München (bbv) - Im gestern neu gewählten europäischen Parlament werden die nächsten fünf Jahre 15 Abgeordnete aus Bayern vertreten sein. Gerd Sonnleitner, Präsident des Deutschen und Bayerischen Bauernverbandes, gratuliert den bayerischen Europaabgeordneten und appelliert, sich der Anliegen der Bauernfamilien anzunehmen und aktiv Entscheidungen in Europa mitzugestalten.
Sonnleitner wies darauf hin, dass die Land- und Forstwirtschaft in Bayern nicht nur systemrelevant, sondern Rückgrat und Seele Bayerns sei.

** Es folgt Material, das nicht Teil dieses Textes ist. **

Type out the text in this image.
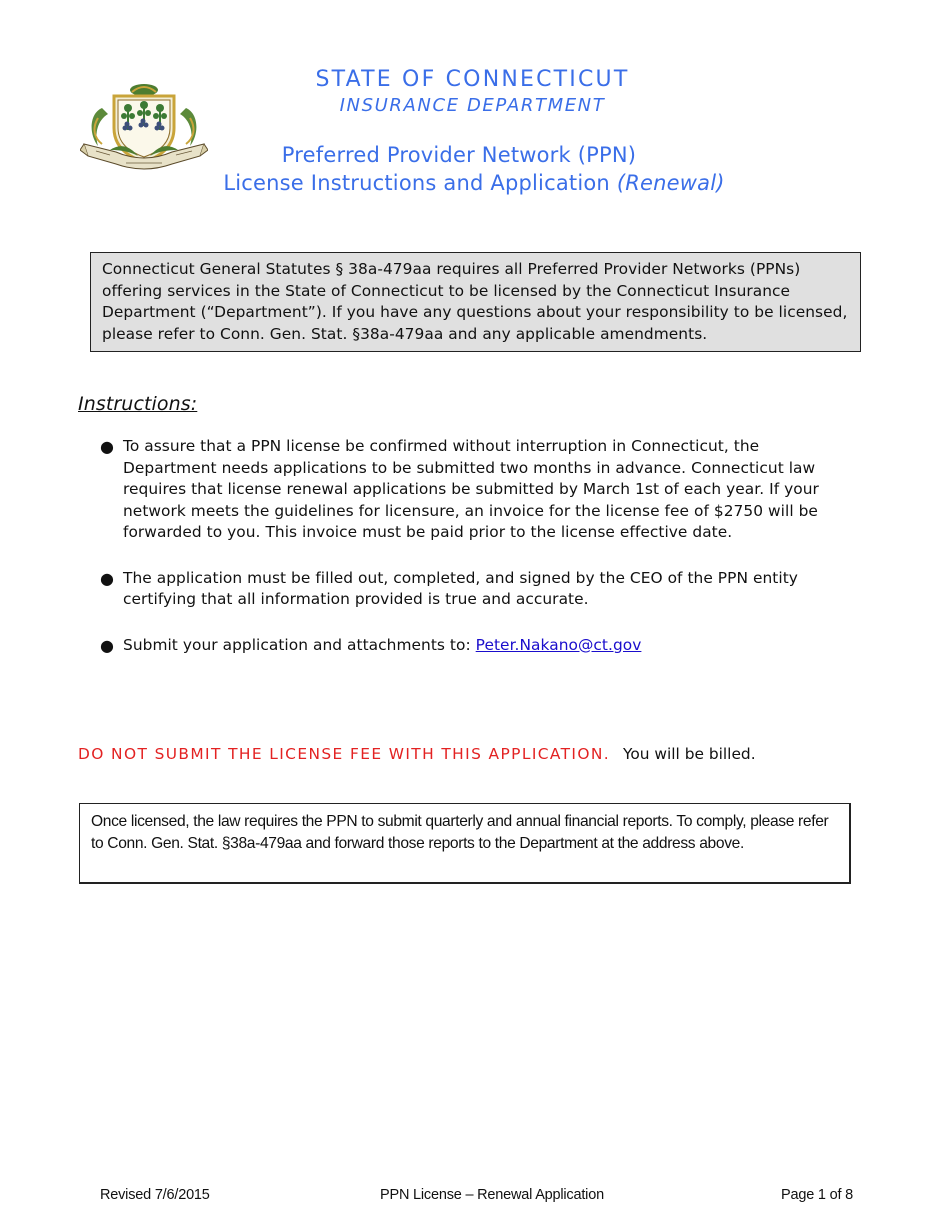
STATE OF CONNECTICUT
INSURANCE DEPARTMENT
Preferred Provider Network (PPN)
License Instructions and Application (Renewal)
Connecticut General Statutes § 38a-479aa requires all Preferred Provider Networks (PPNs) offering services in the State of Connecticut to be licensed by the Connecticut Insurance Department (“Department”). If you have any questions about your responsibility to be licensed, please refer to Conn. Gen. Stat. §38a-479aa and any applicable amendments.
Instructions:
● To assure that a PPN license be confirmed without interruption in Connecticut, the Department needs applications to be submitted two months in advance. Connecticut law requires that license renewal applications be submitted by March 1st of each year. If your network meets the guidelines for licensure, an invoice for the license fee of $2750 will be forwarded to you. This invoice must be paid prior to the license effective date.
● The application must be filled out, completed, and signed by the CEO of the PPN entity certifying that all information provided is true and accurate.
● Submit your application and attachments to: Peter.Nakano@ct.gov
DO NOT SUBMIT THE LICENSE FEE WITH THIS APPLICATION. You will be billed.
Once licensed, the law requires the PPN to submit quarterly and annual financial reports. To comply, please refer to Conn. Gen. Stat. §38a-479aa and forward those reports to the Department at the address above.
Revised 7/6/2015	PPN License – Renewal Application	Page 1 of 8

Der Bauernverband habe bei seinen Mitgliedern intensiv dafür geworben, zur Wahl zu gehen. Sonnleitner: „Wir haben immer wieder die Bedeutung der Entscheidungen europäischer Politik für die bayerischen Bauernfamilien hervorgehoben. Deshalb freut uns auch die sogar leicht höhere Wahlbeteiligung in Bayern im Vergleich zur Europawahl 2004“.

Der Grossteil der Entscheidungen in der Agrarpolitik fällt auf europäischer Ebene. Die bayerischen Europaabgeordneten tragen deshalb eine besondere Verantwortung für die politischen Rahmenbedingungen für die Bauernfamilien. Diese Verantwortung wächst zudem noch für den Fall, dass der Lissabon-Vertrag in Kraft tritt. Agrarpolitische Entscheidungen haben dabei nicht nur erheblichen Einfluss auf die Perspektiven der Land- und Forstwirtschaft. Hier geht es auch um die Sicherstellung der Versorgung der Bevölkerung Europas mit rund 500 Millionen Menschen mit hochwertigen Lebensmitteln.

In den kommenden Jahren stehen auf europäischer Ebene eine Vielzahl von Themen an. Insbesondere gilt es, die richtigen Weichen für die Gemeinsame Agrarpolitik nach 2013 zu stellen. Dies beinhaltet insbesondere auch die Fortführung des EU-Agrarhaushalts zumindest auf dem bisherigen Niveau. Die Einhaltung hoher Standards und den Erhalt der Kulturlandschaft kann es nicht zum Nulltarif geben. Zum politischen Flankenschutz für die bäuerlichen Familienbetriebe gehört aber auch eine starke und eigenständig finanzierte Politik für die Entwicklung des ländlichen Raums. Besonders wichtig ist auch, dass die Land- und Forstwirtschaft in Diskussionen zum Klimaschutz aktiv miteinbezogen und als Teil der Lösung anerkannt wird. Sonnleitner rief die Europaabgeordneten auf, ihren Teil dazu beizutragen, die Schlüsselbranche Land- und Forstwirtschaft im Interesse aller Bürgerinnen und Bürger der EU zu stärken.